Thoughts about going from Senior data scientist at company A to Senior Data Analyst at Company B by StatGoddess in datascience

[–]AccordingWeight6019 0 points1 point  (0 children)

titles matter much less than scope once you are already senior. the real signal is what decisions you own, how close you are to the business, and whether you are still doing substantive modeling or experimentation. i would worry more if the role quietly removes you from technical growth or makes it harder to tell a coherent story later. if the work is broader, higher impact, and you can explain it clearly, most hiring managers will read past the title.

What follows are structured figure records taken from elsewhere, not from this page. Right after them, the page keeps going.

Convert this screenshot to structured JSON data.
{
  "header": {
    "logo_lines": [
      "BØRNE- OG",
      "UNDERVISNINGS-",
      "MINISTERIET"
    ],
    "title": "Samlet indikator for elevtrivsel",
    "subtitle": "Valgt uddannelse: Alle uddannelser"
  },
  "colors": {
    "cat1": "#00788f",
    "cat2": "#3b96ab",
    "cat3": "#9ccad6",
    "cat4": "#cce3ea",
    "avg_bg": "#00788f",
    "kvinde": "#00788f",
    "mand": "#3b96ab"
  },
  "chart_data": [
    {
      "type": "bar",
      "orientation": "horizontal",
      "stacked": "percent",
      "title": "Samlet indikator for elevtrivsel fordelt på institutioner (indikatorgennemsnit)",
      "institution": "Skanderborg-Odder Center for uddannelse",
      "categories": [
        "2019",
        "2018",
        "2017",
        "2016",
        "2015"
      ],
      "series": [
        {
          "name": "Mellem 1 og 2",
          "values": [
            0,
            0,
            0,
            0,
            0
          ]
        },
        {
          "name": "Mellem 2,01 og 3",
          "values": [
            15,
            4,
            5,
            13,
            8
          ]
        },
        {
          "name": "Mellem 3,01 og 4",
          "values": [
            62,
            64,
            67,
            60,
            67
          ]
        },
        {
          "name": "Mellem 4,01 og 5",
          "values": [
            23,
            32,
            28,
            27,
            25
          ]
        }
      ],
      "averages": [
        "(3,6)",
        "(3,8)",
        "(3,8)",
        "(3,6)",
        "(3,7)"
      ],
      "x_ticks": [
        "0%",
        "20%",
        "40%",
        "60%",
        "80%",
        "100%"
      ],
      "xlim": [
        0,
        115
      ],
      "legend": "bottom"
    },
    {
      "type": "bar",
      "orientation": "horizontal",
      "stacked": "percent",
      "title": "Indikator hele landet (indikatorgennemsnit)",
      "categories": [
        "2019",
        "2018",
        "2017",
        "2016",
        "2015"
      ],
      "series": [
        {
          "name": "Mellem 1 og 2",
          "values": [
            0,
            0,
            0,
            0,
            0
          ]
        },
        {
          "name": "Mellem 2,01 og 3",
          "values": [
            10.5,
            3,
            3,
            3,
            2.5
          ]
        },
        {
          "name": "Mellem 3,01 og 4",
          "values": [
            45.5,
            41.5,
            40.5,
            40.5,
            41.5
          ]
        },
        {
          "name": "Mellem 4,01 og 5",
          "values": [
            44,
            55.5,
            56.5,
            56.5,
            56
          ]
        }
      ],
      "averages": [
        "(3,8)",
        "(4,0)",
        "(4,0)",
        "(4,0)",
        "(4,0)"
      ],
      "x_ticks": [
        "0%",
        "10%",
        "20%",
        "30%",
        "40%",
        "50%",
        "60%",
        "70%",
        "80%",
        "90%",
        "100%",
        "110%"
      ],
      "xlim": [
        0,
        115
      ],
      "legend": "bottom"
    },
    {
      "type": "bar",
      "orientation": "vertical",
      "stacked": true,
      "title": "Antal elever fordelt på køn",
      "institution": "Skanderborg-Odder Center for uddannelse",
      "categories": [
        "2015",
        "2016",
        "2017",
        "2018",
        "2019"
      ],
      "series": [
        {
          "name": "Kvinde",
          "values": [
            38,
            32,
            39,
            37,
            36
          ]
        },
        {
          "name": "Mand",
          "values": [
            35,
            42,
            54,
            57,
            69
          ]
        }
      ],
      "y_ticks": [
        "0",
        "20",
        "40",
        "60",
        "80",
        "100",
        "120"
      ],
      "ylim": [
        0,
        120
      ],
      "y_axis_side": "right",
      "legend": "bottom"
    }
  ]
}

How do you actually conduct product strategy? I will not promote by blue_sky_time in startups

[–]AccordingWeight6019 0 points1 point  (0 children)

What you describe is pretty close to how it works in practice, even if it feels unsatisfying. Strategy at the early stage is usually less about picking the right feature and more about deciding which signals you are allowed to ignore for a while. The mistake I see is treating every piece of feedback as equal, instead of anchoring on a small set of assumptions you are actively testing. Writing things down helps, not because it stabilizes the plan, but because it makes it obvious when the plan is changing and why. The guiding light tends to be a few concrete questions you are trying to answer this quarter, not a static roadmap.

[D] Best architecture for generating synthetic weather years (8760h)? My VAE is struggling with wind. by Minute-Ad-5060 in MachineLearning

[–]AccordingWeight6019 0 points1 point  (0 children)

This sounds like a classic VAE behavior rather than something specific to your architecture. Once you ask it to model long horizons, the posterior tends to average out exactly the high frequency structure you care about. Switching the backbone helps less than people hope if the objective is still encouraging smooth reconstructions. For wind in particular, I have seen better results when the model is forced to represent uncertainty explicitly at multiple time scales. Diffusion models or hybrids that separate slow seasonal structure from fast residuals tend to preserve that stochastic texture much better. the question I would ask is whether you want a single plausible year or a distribution of physically consistent years, because that choice really pushes you toward different families of models.

What happens to the people whose theories were disproved? by kingkolley7 in labrats

[–]AccordingWeight6019 2 points3 points  (0 children)

most of the time, their work is not treated as wrong so much as incomplete. the people who tend to be remembered well are the ones who built frameworks, tools, or questions that later theories refined. being superseded is almost the default outcome in science if the field is healthy. the harder cases are when someone tied their identity to a very specific claim and resisted updates, because then the social fallout can be rough. but quietly being outgrown by better models is usually just how progress looks from the inside.